Tilaknagar Industries Approves Rs. 1,995 Crore Preferential Issue and Capital Expansion

K N Mishra

    29/Jul/2025

What’s covered under the Article:

  • Board of Tilaknagar Industries approves increase in authorized share capital from Rs 226 crore to Rs 310 crore subject to shareholder approval.

  • Company plans preferential allotment of 1.44 crore equity shares and 4.57 crore convertible warrants aggregating Rs 1,995 crore to promoter and non-promoter investors.

  • Extraordinary General Meeting scheduled on August 20, 2025, to seek member approval for capital raise, with CRISIL appointed as monitoring agency.

On July 29, 2025, Tilaknagar Industries Ltd (“the Company”) announced the outcomes of its Board meeting held the same day. The Board approved several key corporate actions aimed at strengthening the company’s financial structure and supporting its expansion plans.

Increase in Authorized Share Capital

The Board approved an increase in the Company’s authorized share capital from Rs. 226.05 crore (22.60 crore equity shares of Rs 10 each) to Rs. 310 crore (31 crore equity shares of Rs 10 each). This amendment to Clause V of the Memorandum of Association is subject to approval by the shareholders at the forthcoming Extraordinary General Meeting (“EGM”) and relevant regulatory authorities.

Preferential Issue of Equity Shares and Convertible Warrants

The company intends to issue equity shares and convertible warrants on a preferential basis to raise substantial funds:

  • Equity Shares: Up to 1,43,80,000 equity shares at Rs 382 per share (including a premium of Rs 372) aggregating approximately Rs. 549.32 crore. These shares will be allotted to nine non-promoter investors as detailed in the disclosures.

  • Convertible Warrants: Up to 4,57,15,000 warrants, convertible into equal equity shares, priced at Rs 382 each, aggregating approximately Rs. 1,746.31 crore. These will be allotted to 35 investors, including promoters and non-promoters.

The warrants can be converted into equity shares within 18 months from allotment. On allotment of warrants, 25% of the price is payable upfront, and the balance 75% is payable at conversion.

Investors and Shareholding Pattern

The preferential issue involves reputed institutional and individual investors including SMALLCAP World Fund, Cohesion MK Best Ideas Sub-Trust, Bandhan Focused Fund, and key promoters like Amit Arun Dahanukar and Axana Estates LLP.
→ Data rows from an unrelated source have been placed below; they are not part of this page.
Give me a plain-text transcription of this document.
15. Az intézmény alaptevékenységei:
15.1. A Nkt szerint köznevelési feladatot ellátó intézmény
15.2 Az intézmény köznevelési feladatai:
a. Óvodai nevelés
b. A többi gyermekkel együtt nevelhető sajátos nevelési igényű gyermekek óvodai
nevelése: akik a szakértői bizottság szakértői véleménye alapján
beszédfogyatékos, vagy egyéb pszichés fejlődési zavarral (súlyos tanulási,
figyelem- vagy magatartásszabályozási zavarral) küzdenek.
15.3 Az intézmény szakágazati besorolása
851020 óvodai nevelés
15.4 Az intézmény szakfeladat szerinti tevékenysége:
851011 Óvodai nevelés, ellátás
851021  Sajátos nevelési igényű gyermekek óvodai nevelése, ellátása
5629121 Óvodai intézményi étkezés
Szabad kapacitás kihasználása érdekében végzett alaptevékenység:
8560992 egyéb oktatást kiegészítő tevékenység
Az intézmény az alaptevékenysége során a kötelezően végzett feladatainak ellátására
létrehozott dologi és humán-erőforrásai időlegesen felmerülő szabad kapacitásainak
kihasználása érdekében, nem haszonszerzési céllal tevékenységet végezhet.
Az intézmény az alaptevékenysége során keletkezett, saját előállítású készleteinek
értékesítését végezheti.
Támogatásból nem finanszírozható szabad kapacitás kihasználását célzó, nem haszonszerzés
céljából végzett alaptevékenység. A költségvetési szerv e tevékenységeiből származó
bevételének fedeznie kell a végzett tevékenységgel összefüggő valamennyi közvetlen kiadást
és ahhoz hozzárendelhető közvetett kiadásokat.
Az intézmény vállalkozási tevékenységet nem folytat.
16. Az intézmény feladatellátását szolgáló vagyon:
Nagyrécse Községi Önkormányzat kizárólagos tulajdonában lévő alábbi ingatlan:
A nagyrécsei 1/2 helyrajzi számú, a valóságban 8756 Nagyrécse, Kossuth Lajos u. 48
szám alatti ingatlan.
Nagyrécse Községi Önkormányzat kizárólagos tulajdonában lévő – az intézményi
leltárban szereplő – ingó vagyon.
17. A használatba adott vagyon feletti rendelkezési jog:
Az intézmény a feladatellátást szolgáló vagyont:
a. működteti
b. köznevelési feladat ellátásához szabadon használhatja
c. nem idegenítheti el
Post issue and full conversion of warrants, the shareholding pattern is expected to significantly change, with the promoters holding approximately 13.72% and the collective shareholding of non-promoters rising to about 36.43%.

Upcoming Extraordinary General Meeting

An EGM will be held on August 20, 2025, at 10:30 a.m. IST via Video Conferencing/Other Audio Visual Means to seek shareholder approval for the proposed increase in authorized capital and preferential allotments. Notice for the EGM will be sent to members registered as on July 25, 2025.

Monitoring Agency Appointment

The Board appointed CRISIL Ratings Limited, a SEBI-registered credit rating agency, as the Monitoring Agency for this preferential issue to ensure compliance and transparency.

Expansion Plans

Additionally, the Board approved an expansion project for Prag Distillery Pvt Ltd, the Company's wholly owned subsidiary, authorizing financial assistance of approximately Rs. 34 crore to support the initiative.


This preferential issue and capital raise initiative aims to bolster Tilaknagar Industries’ financial position, enabling growth and operational expansion while providing a robust framework for investor participation.